Thinking about the Kairos call for webtexts on the relevance of classical rhetoric to new media composition. Reading McLuhan on Cicero, the notion of encyclopedic eloquence, the training of citizens / princes, McLuhan's reading of Machievalli and Ramus as a narrowing and instrumentalizing of that tradition, in contrast to Cicero, Erasmus, and Nashe. McLuhan cites Joyce, Eliot, and Pound as the great rhetoricians / poets in the 20th century, so where does that leave us in the 21st century? David Byrne, Hillman Curtis, Laurie Anderson? I just went to Laurie Anderson's site for the first time and found out that she was NASA's first "artist in residence" in 2005, and that her newest work comes out of that experience. Without knowing any more than that, i know that there is a McLuhanesque article on the "two worlds," on Anderson translating the scientific experience, on tuning the public to the scientific endeavor that increasingly seems dangerous and perhaps pointless rather than exciting, brave, new.

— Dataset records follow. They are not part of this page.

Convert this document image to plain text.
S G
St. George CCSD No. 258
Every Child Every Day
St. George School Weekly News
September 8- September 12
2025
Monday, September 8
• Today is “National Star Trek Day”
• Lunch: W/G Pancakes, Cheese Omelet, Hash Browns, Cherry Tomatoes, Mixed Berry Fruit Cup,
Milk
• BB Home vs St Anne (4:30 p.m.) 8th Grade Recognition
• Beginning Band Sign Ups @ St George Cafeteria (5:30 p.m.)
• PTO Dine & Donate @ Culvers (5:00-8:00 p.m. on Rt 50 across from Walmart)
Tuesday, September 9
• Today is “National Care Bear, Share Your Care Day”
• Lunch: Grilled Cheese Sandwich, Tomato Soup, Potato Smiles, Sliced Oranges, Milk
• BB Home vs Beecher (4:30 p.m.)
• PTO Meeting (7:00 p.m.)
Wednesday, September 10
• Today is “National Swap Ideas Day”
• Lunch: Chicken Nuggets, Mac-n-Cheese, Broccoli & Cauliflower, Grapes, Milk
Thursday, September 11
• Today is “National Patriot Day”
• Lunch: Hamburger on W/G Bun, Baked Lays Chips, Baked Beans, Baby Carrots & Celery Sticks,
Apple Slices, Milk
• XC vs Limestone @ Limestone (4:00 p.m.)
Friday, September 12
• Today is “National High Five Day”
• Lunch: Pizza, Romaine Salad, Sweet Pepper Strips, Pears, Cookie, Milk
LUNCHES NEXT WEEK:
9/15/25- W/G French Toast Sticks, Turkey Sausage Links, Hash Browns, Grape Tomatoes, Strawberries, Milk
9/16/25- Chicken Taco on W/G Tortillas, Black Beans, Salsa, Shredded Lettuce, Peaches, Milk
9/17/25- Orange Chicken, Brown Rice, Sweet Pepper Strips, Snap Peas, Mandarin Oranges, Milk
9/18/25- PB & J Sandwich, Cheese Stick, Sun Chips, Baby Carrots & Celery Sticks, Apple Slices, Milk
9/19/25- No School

For Kairos: as Sirc has shown us, we need to expand out understanding of composition beyond our narrow and specialized conversations or we risk losing the range and variety of human expression. I worry about offering up Byrne and Anderson because I worry about the "genius" status, but I don't think either would accept that label, but they both exhibit 21st century encyclopedic eloquence, an eloquence that is not high brow although not always accessible. To the extent that they can teach us and our students anything, Byrne's PPT has clearly shown us that the medium is the massage--students just don't massage in the same ways. Anderson is perhaps less accessible; i'll have to revisit her work. What does it mean that at 37 I am re-learning all that I new at 17? Look at the roadblocks my education and myself put up.
Students in the sciences, engineering, even business exhibit the same kinds of passion, curiosity, and amateurism as students in the humanities, who are equally susceptible to specialization, narrow-minded ness, and fragmention.
Anthony has been talking about the canons of skills, derived from Scholes canon of methods. Scholes is probably working in the Ciceronian tradition; collaboration with Ulmer on TextBook, I believe.